Thursday, November 5, 2009: 8:45 AM
Convention Center, Room 411, Fourth Floor
Abstract:
Swine animal feeding operations (AFOs) are sources of emissions for various gases [ammonia (NH3), hydrogen sulfide (H2S), carbon dioxide (CO2), volatile organic carbons (VOCs)], and fine particulate matter. Gaseous emissions from simple aqueous systems are typically controlled by temperature, pH, wind speed, total dissolved concentration of the chemical species of interest (e.g. NH3+NH4 = TAN), and the Henry's law coefficient.

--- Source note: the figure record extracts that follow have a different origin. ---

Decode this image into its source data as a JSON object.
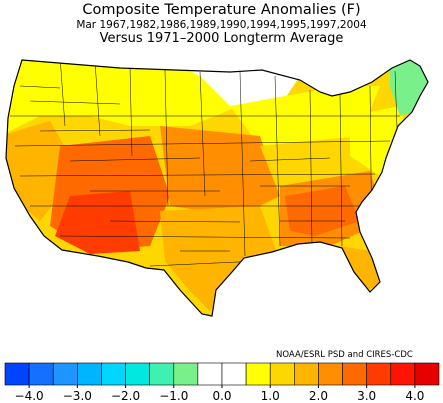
{
  "header": {
    "title": "Composite Temperature Anomalies (F)",
    "composite_line": "Mar   1967,1982,1986,1989,1990,1994,1995,1997,2004",
    "baseline_line": "Versus 1971–2000 Longterm Average"
  },
  "credit": "NOAA/ESRL PSD and CIRES-CDC",
  "colorbar": {
    "colors": [
      "#0044ff",
      "#1570ff",
      "#1e95ff",
      "#00b5ff",
      "#00d6ff",
      "#00e8e0",
      "#40f0b0",
      "#7af08a",
      "#ffffff",
      "#ffffff",
      "#ffff00",
      "#ffd700",
      "#ffb400",
      "#ff8f00",
      "#ff6a00",
      "#ff3c00",
      "#ff1400",
      "#e60000"
    ],
    "ticks": [
      {
        "label": "−4.0",
        "value": -4.0
      },
      {
        "label": "−3.0",
        "value": -3.0
      },
      {
        "label": "−2.0",
        "value": -2.0
      },
      {
        "label": "−1.0",
        "value": -1.0
      },
      {
        "label": "0.0",
        "value": 0.0
      },
      {
        "label": "1.0",
        "value": 1.0
      },
      {
        "label": "2.0",
        "value": 2.0
      },
      {
        "label": "3.0",
        "value": 3.0
      },
      {
        "label": "4.0",
        "value": 4.0
      }
    ],
    "range": [
      -4.5,
      4.5
    ],
    "step": 0.5
  },
  "map": {
    "regions": [
      {
        "name": "pacific-northwest",
        "anomaly": 0.8
      },
      {
        "name": "northern-rockies",
        "anomaly": 1.6
      },
      {
        "name": "california",
        "anomaly": 2.2
      },
      {
        "name": "southwest",
        "anomaly": 3.6
      },
      {
        "name": "four-corners",
        "anomaly": 3.2
      },
      {
        "name": "central-plains",
        "anomaly": 2.0
      },
      {
        "name": "northern-plains",
        "anomaly": 0.0
      },
      {
        "name": "great-lakes",
        "anomaly": 0.6
      },
      {
        "name": "ohio-valley",
        "anomaly": 1.3
      },
      {
        "name": "mid-atlantic",
        "anomaly": 1.2
      },
      {
        "name": "southeast",
        "anomaly": 2.6
      },
      {
        "name": "tennessee-valley",
        "anomaly": 3.5
      },
      {
        "name": "texas-gulf",
        "anomaly": 1.6
      },
      {
        "name": "florida",
        "anomaly": 2.0
      },
      {
        "name": "new-england",
        "anomaly": -0.7
      }
    ]
  }
}
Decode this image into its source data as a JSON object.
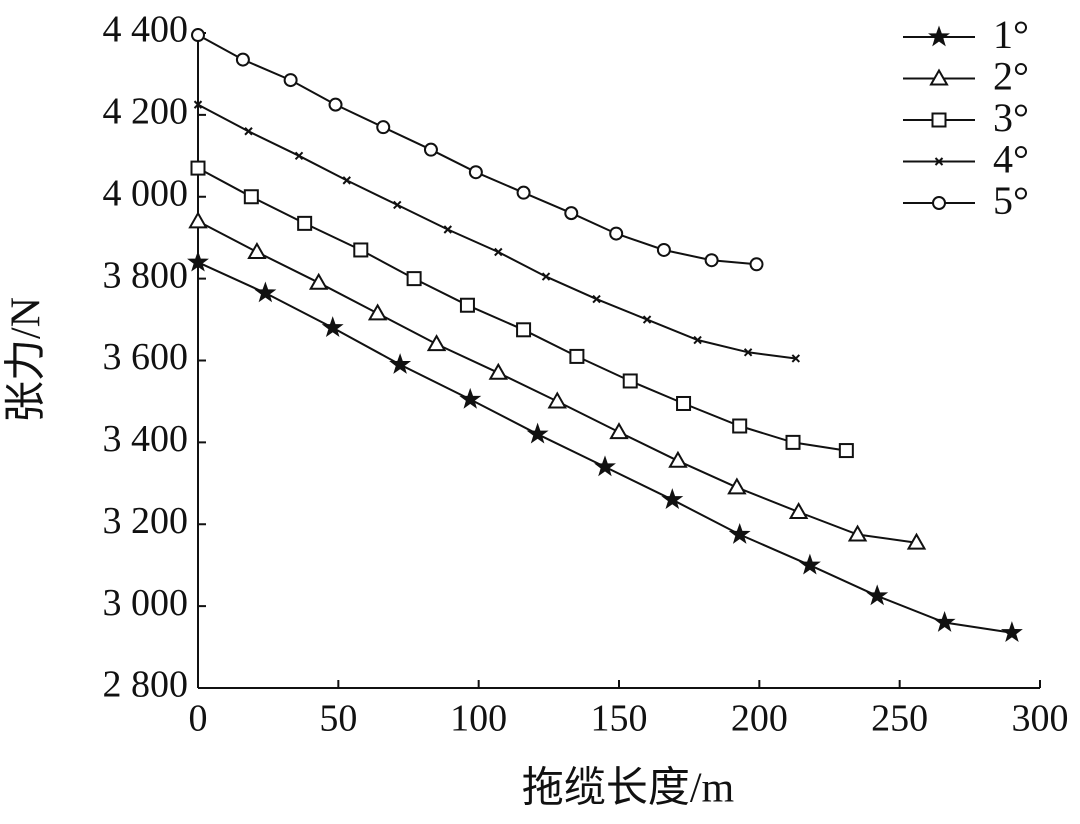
{
  "chart_data": {
    "type": "line",
    "x_label": "拖缆长度/m",
    "y_label": "张力/N",
    "xlim": [
      0,
      300
    ],
    "xticks": [
      0,
      50,
      100,
      150,
      200,
      250,
      300
    ],
    "ylim": [
      2800,
      4400
    ],
    "yticks": [
      {
        "value": 2800,
        "label": "2 800"
      },
      {
        "value": 3000,
        "label": "3 000"
      },
      {
        "value": 3200,
        "label": "3 200"
      },
      {
        "value": 3400,
        "label": "3 400"
      },
      {
        "value": 3600,
        "label": "3 600"
      },
      {
        "value": 3800,
        "label": "3 800"
      },
      {
        "value": 4000,
        "label": "4 000"
      },
      {
        "value": 4200,
        "label": "4 200"
      },
      {
        "value": 4400,
        "label": "4 400"
      }
    ],
    "legend": "top-right",
    "series": [
      {
        "name": "1°",
        "color": "#111111",
        "marker": "star",
        "x": [
          0,
          24,
          48,
          72,
          97,
          121,
          145,
          169,
          193,
          218,
          242,
          266,
          290
        ],
        "values": [
          3840,
          3765,
          3680,
          3590,
          3505,
          3420,
          3340,
          3260,
          3175,
          3100,
          3025,
          2960,
          2935
        ]
      },
      {
        "name": "2°",
        "color": "#111111",
        "marker": "triangle",
        "x": [
          0,
          21,
          43,
          64,
          85,
          107,
          128,
          150,
          171,
          192,
          214,
          235,
          256
        ],
        "values": [
          3940,
          3865,
          3790,
          3715,
          3640,
          3570,
          3500,
          3425,
          3355,
          3290,
          3230,
          3175,
          3155
        ]
      },
      {
        "name": "3°",
        "color": "#111111",
        "marker": "square",
        "x": [
          0,
          19,
          38,
          58,
          77,
          96,
          116,
          135,
          154,
          173,
          193,
          212,
          231
        ],
        "values": [
          4070,
          4000,
          3935,
          3870,
          3800,
          3735,
          3675,
          3610,
          3550,
          3495,
          3440,
          3400,
          3380
        ]
      },
      {
        "name": "4°",
        "color": "#111111",
        "marker": "cross",
        "x": [
          0,
          18,
          36,
          53,
          71,
          89,
          107,
          124,
          142,
          160,
          178,
          196,
          213
        ],
        "values": [
          4225,
          4160,
          4100,
          4040,
          3980,
          3920,
          3865,
          3805,
          3750,
          3700,
          3650,
          3620,
          3605
        ]
      },
      {
        "name": "5°",
        "color": "#111111",
        "marker": "circle",
        "x": [
          0,
          16,
          33,
          49,
          66,
          83,
          99,
          116,
          133,
          149,
          166,
          183,
          199
        ],
        "values": [
          4395,
          4335,
          4285,
          4225,
          4170,
          4115,
          4060,
          4010,
          3960,
          3910,
          3870,
          3845,
          3835
        ]
      }
    ]
  }
}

Using a simple flow-through Teflon-lined chamber (0.3m × 0.2m × 0.15m), we have compared emissions of NH3 from liquid swine waste obtained from shallow pits from a finisher swine AFO in eastern North Carolina to pure solutions of (NH4)2SO4 under conditions of identical pH, temperature and TAN. Wind speed in the chamber is < 0.05 m/sec. Both liquid formulations exhibit the expected response in emissions with changes in temperature and pH. However, NH3 emissions from the pit liquid are ~ 5 times those from pure solutions of (NH4)2SO4. The large difference in emissions with solutions of equivalent TAN (steam distillation + MgO) suggests the possibility of a synergistic mechanism that is enhancing NH3 emissions. Concurrent measurements as part of the National Air Emissions Monitoring Study (NAEMS) document the emissions of CO2, H2S and VOCs (primarily acetic, propionic and butyric acids) at levels that are comparable to observed NH3 emissions. Controlled experiments are underway to investigate further the potential for enhanced emissions of NH3 due to the concurrent release of other volatile species. If successful, this work will be extended to determine the potential for other synergistic reactions that influence gaseous emissions across the air-liquid interface of swine manure liquid. An additional goal is the potential modification/utilization of existing computer models (e.g. U.S EPA WATER 9) to accurately predict gaseous emissions from liquid swine waste.